La société BAP demande en outre de déclarer irrecevables en ce qu'elles constituent des nouvelles demandes les demandes suivantes :
- la requalification du contrat à durée déterminée du 1er avril 2009 et toutes les demandes en découlant ;
- la demande de dommages et intérêts pour licenciement sans cause réelle et sérieuse ou abusif, d'indemnité compensatrice de préavis et de congés payés afférents ;
- la demande de requalification du contrat de travail à temps partiel en contrat de travail à temps plein pour la période d'avril 2010 à avril 2011 ;
- la demande de rappel de salaire pour la période d'avril 2010 à avril 2011 et de congés payés afférents ;
- la demande d'indemnité au titre d'un prétendu préjudice moral et de santé.
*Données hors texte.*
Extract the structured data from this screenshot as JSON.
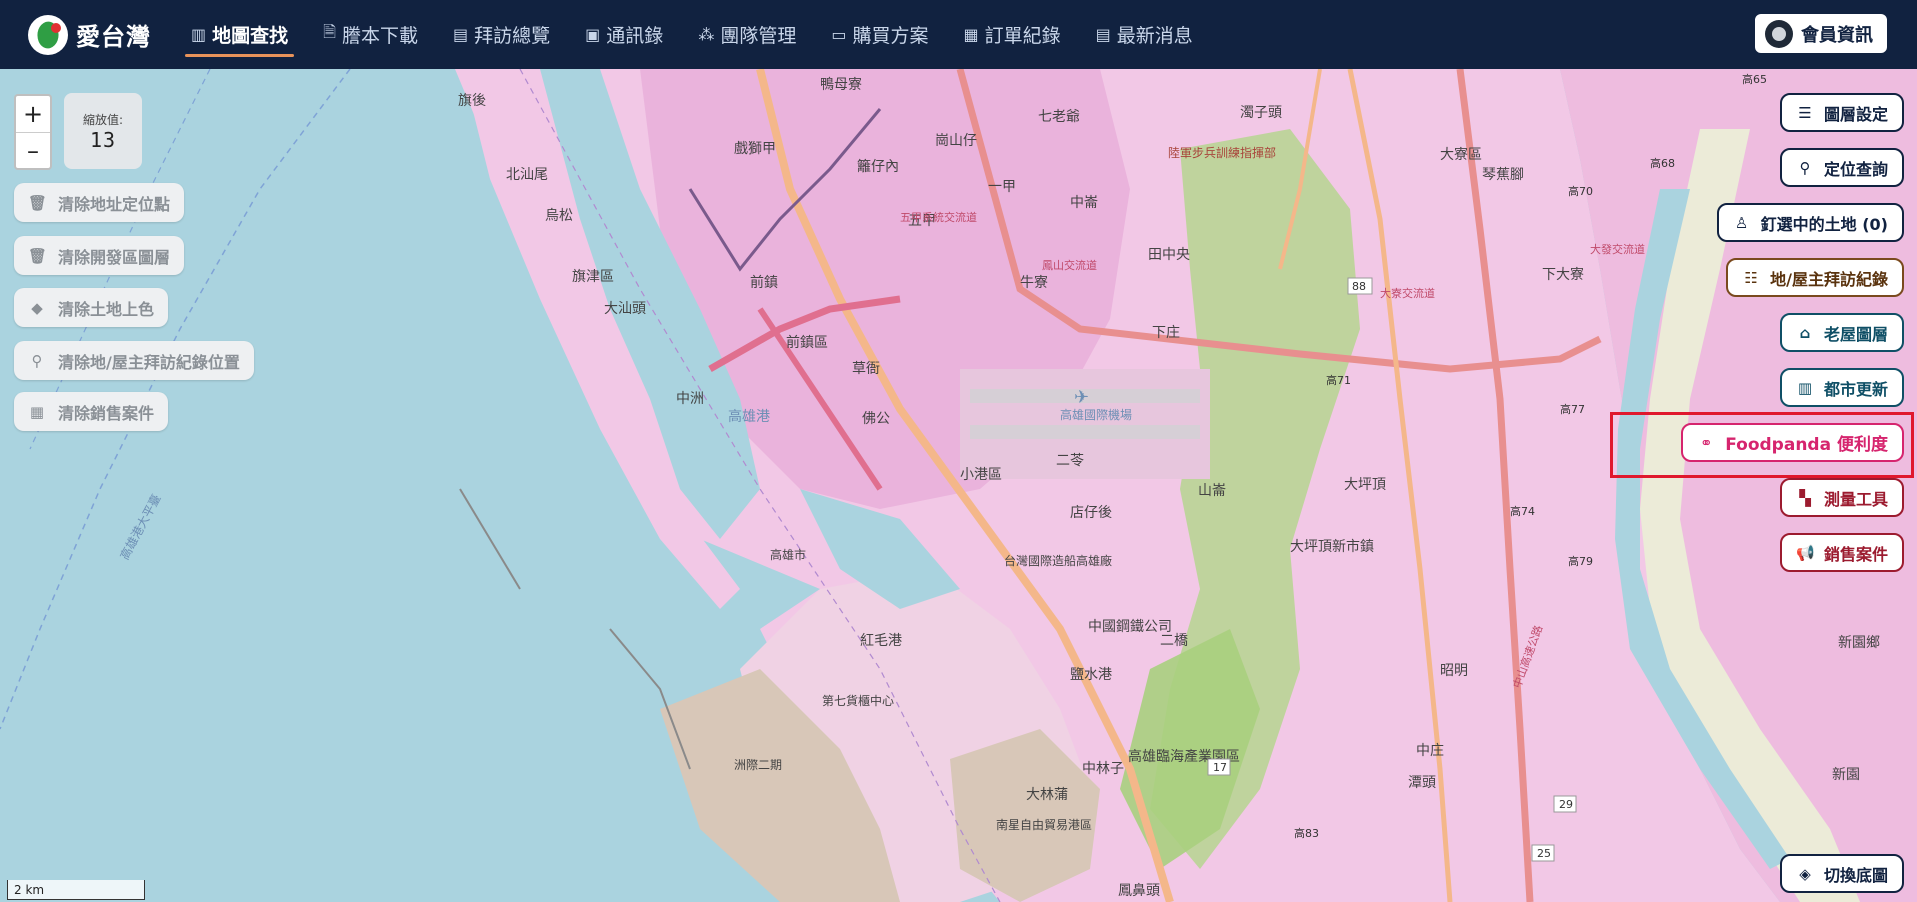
{
  "app": {
    "name": "愛台灣"
  },
  "nav": [
    {
      "label": "地圖查找",
      "icon": "map-icon",
      "glyph": "▥",
      "active": true
    },
    {
      "label": "謄本下載",
      "icon": "document-icon",
      "glyph": "🗎",
      "active": false
    },
    {
      "label": "拜訪總覽",
      "icon": "report-icon",
      "glyph": "▤",
      "active": false
    },
    {
      "label": "通訊錄",
      "icon": "contact-card-icon",
      "glyph": "▣",
      "active": false
    },
    {
      "label": "團隊管理",
      "icon": "team-hierarchy-icon",
      "glyph": "⁂",
      "active": false
    },
    {
      "label": "購買方案",
      "icon": "folder-icon",
      "glyph": "▭",
      "active": false
    },
    {
      "label": "訂單紀錄",
      "icon": "receipt-icon",
      "glyph": "▦",
      "active": false
    },
    {
      "label": "最新消息",
      "icon": "newspaper-icon",
      "glyph": "▤",
      "active": false
    }
  ],
  "member": {
    "label": "會員資訊"
  },
  "zoom": {
    "plus": "+",
    "minus": "–",
    "label": "縮放值:",
    "value": "13"
  },
  "left_actions": [
    {
      "label": "清除地址定位點",
      "icon": "trash-icon",
      "glyph": "🗑"
    },
    {
      "label": "清除開發區圖層",
      "icon": "trash-icon",
      "glyph": "🗑"
    },
    {
      "label": "清除土地上色",
      "icon": "eraser-icon",
      "glyph": "◆"
    },
    {
      "label": "清除地/屋主拜訪紀錄位置",
      "icon": "user-location-icon",
      "glyph": "⚲"
    },
    {
      "label": "清除銷售案件",
      "icon": "building-icon",
      "glyph": "▦"
    }
  ],
  "right_actions": [
    {
      "label": "圖層設定",
      "icon": "sliders-icon",
      "glyph": "☰",
      "theme": "navy"
    },
    {
      "label": "定位查詢",
      "icon": "location-pin-icon",
      "glyph": "⚲",
      "theme": "navy"
    },
    {
      "label": "釘選中的土地 (0)",
      "icon": "user-pin-icon",
      "glyph": "♙",
      "theme": "navy"
    },
    {
      "label": "地/屋主拜訪紀錄",
      "icon": "user-list-icon",
      "glyph": "☷",
      "theme": "brown"
    },
    {
      "label": "老屋圖層",
      "icon": "house-icon",
      "glyph": "⌂",
      "theme": "teal"
    },
    {
      "label": "都市更新",
      "icon": "building-icon",
      "glyph": "▥",
      "theme": "teal"
    },
    {
      "label": "Foodpanda 便利度",
      "icon": "bicycle-icon",
      "glyph": "⚭",
      "theme": "pink"
    },
    {
      "label": "測量工具",
      "icon": "ruler-icon",
      "glyph": "▚",
      "theme": "maroon"
    },
    {
      "label": "銷售案件",
      "icon": "megaphone-icon",
      "glyph": "📢",
      "theme": "maroon"
    },
    {
      "label": "切換底圖",
      "icon": "layers-icon",
      "glyph": "◈",
      "theme": "navy"
    }
  ],
  "map": {
    "scale_label": "2 km",
    "place_labels": [
      "旗後",
      "北汕尾",
      "烏松",
      "旗津區",
      "大汕頭",
      "中洲",
      "高雄港",
      "戲獅甲",
      "前鎮",
      "前鎮區",
      "草衙",
      "佛公",
      "鴨母寮",
      "籬仔內",
      "崗山仔",
      "五甲",
      "一甲",
      "七老爺",
      "中崙",
      "田中央",
      "牛寮",
      "下庄",
      "小港區",
      "二苓",
      "店仔後",
      "山崙",
      "大坪頂",
      "大坪頂新市鎮",
      "紅毛港",
      "第七貨櫃中心",
      "洲際二期",
      "高雄市",
      "台灣國際造船高雄廠",
      "中國鋼鐵公司",
      "鹽水港",
      "二橋",
      "中林子",
      "高雄臨海產業園區",
      "大林蒲",
      "南星自由貿易港區",
      "鳳鼻頭",
      "大寮區",
      "琴蕉腳",
      "下大寮",
      "昭明",
      "中庄",
      "潭頭",
      "新園鄉",
      "新園",
      "陸軍步兵訓練指揮部",
      "濁子頭",
      "高雄國際機場",
      "高雄港大平臺",
      "五甲系統交流道",
      "鳳山交流道",
      "大發交流道",
      "大寮交流道",
      "中山高速公路"
    ],
    "route_badges": [
      "88",
      "17",
      "25",
      "29",
      "高65",
      "高68",
      "高70",
      "高71",
      "高74",
      "高77",
      "高79",
      "高83"
    ],
    "colors": {
      "water": "#aad3df",
      "land": "#f2c8e6",
      "urban": "#eab3dc",
      "green": "#b6d58f",
      "port": "#d8c7b8",
      "beach": "#ecebd8",
      "highway": "#e88f8f",
      "road": "#f4b78a"
    }
  }
}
La société demande également de déclarer irrecevables en ce qu'elles constituent des demandes frappées par la cassation les mêmes demandes, à l'exception de la dernière.
La société BAP demande en outre de déclarer irrecevables du fait de la prescription les demandes suivantes :
- la requalification du contrat à durée déterminée du 1er avril 2009 et toutes les demandes en découlant ;
- la demande de requalification du contrat du 1er mai 2011 et toutes les demandes en découlant ;
- la demande de requalification du contrat de travail à temps partiel en contrat de travail à temps plein pour la période d'avril 2010 à avril 2011 et toutes les demandes en découlant ;
- la demande de rappel de salaire pour la période d'avril 2010 à avril 2011 et de congés payés afférents ;
- la demande de rappel de salaire pour la période d'octobre 2011 à mai 2012 de congés payés afférents.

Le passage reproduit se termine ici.